Das nun vorgestellte Regelsystem unterscheidet zwischen vier so genannten Akteuren: den Urhebern, den Verwertern, den Nutzern und Vermittlern. Deren Interessen gelte es laut dem Papier in »konkreten Wertungsentscheidungen« jeweils in Einklang zu bringen. Das Regelungssystem sei dabei als Instrument zum Ausgleich der unterschiedlichen Interessen, die manchmal miteinander kollidieren, zu sehen. Dabei sei davon auszugehen, dass jede der vier zugewiesenen Rechtspositionen per se begründungsbedürftig sei. Ein Recht werde demgemäß nur in dem Umfang gewährt soweit es im Verhältnis zu Gemeinwohl- und widerstreitenden Interessen anderer Beteiligter gerechtfertigt sei.
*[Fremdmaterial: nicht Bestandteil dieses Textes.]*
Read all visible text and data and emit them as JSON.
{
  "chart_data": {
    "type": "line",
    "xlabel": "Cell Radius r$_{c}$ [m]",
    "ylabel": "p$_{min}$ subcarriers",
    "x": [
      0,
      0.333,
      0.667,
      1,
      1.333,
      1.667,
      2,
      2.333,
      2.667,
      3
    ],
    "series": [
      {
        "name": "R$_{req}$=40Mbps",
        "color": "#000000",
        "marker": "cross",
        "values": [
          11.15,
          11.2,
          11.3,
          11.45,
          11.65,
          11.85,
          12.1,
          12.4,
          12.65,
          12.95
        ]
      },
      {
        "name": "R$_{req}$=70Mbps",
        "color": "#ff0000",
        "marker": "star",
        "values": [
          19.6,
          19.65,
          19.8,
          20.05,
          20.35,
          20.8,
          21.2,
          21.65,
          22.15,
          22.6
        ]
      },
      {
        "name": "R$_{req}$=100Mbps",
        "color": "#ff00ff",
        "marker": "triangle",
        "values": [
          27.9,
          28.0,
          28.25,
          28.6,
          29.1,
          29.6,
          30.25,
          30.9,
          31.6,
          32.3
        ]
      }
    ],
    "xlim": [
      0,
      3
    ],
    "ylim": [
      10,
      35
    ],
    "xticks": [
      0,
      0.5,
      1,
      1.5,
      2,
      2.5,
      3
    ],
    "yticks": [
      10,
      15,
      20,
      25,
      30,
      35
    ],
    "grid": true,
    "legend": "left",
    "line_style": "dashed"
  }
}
Eine systematische Trennung der Rechtspositionen soll dazu führen, dass allen Akteuren originäre Rechtspositionen zugewiesen werden, die sich nicht überschneiden und nicht übertragen werden können. So sollen bspw. die Nutzerrechte gestärkt werden, indem Schrankenregelungen eingeklagt werden können. Nutzerrechte und Schutzrechte sollen sich gleichrangig gegenüber stehen. Weiter soll eine Fair-use-Klausel nach dem Vorbild des US-Copyright eingeführt werden, die als »Generalklausel« bezeichnet wird.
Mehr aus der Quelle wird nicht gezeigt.